Rasteira na quadrilha

Megaoperação do Gaeco pesca 61 membros de uma facção; tem peixe grande na fita

Agência Anhanguera de Notícias
28/06/2016 às 22:08.
Atualizado em 22/04/2022 às 23:47
O Grupo de Atuação Especial de Combate ao Crime Organizado (Gaeco), do Ministério Público, fez na manhã desta terça-feira (28) operações coordenadas em nove cidades do estado em células da facção criminosa Primeiro Comando da Capital (PCC) (César Rodrigues/AAN)
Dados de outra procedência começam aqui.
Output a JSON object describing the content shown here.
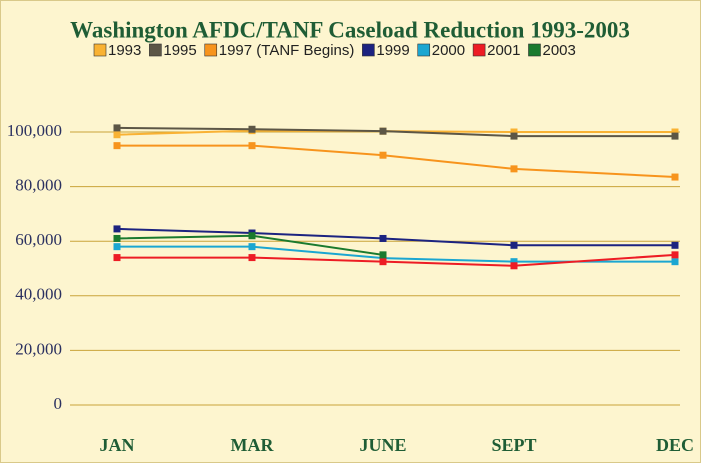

O Grupo de Atuação Especial de Combate ao Crime Organizado (Gaeco), do Ministério Público, fez na manhã desta terça-feira (28) operações coordenadas em nove cidades do estado em células da facção criminosa Primeiro Comando da Capital (PCC) (César Rodrigues/AAN)

Sessenta e um integrantes de uma facção criminosa que atua em São Paulo rodaram ontem em uma megaoperação do Grupo de Atuação Especial de Combate ao Crime Organizado (Gaeco) em várias cidades do Estado. Entre os presos estão alguns dos principais líderes financeiros e jurídicos da facção. Na região de Campinas, a ação foi em 9 municípios e teve 16 prisões. Dois suspeitos morreram em Hortolândia e Santa Bárbara d’Oeste. Promotores identificaram uma rota interestadual de drogas a partir de Indaiatuba. Foram apreendidos 15 veículos, documentos, 38 quilos de maconha e R$ 99 mil em dinheiro. Criminosos teriam montado uma ONG para servir de fachada Uma quadrilha estava prestes a formar uma espécie de agência de inteligência, segundo as investigações. O novo departamento da facção contaria com informações privilegiadas de policiais corruptos e de advogados, explicou o Gaeco. Os criminosos também teriam montado uma organização não governamental de direitos humanos, que seria usada de fachada para ocultar ações criminosas. Valdeci Francisco da Costa, apelidado de C.I., foi um dos grandões presos em Monte Mor.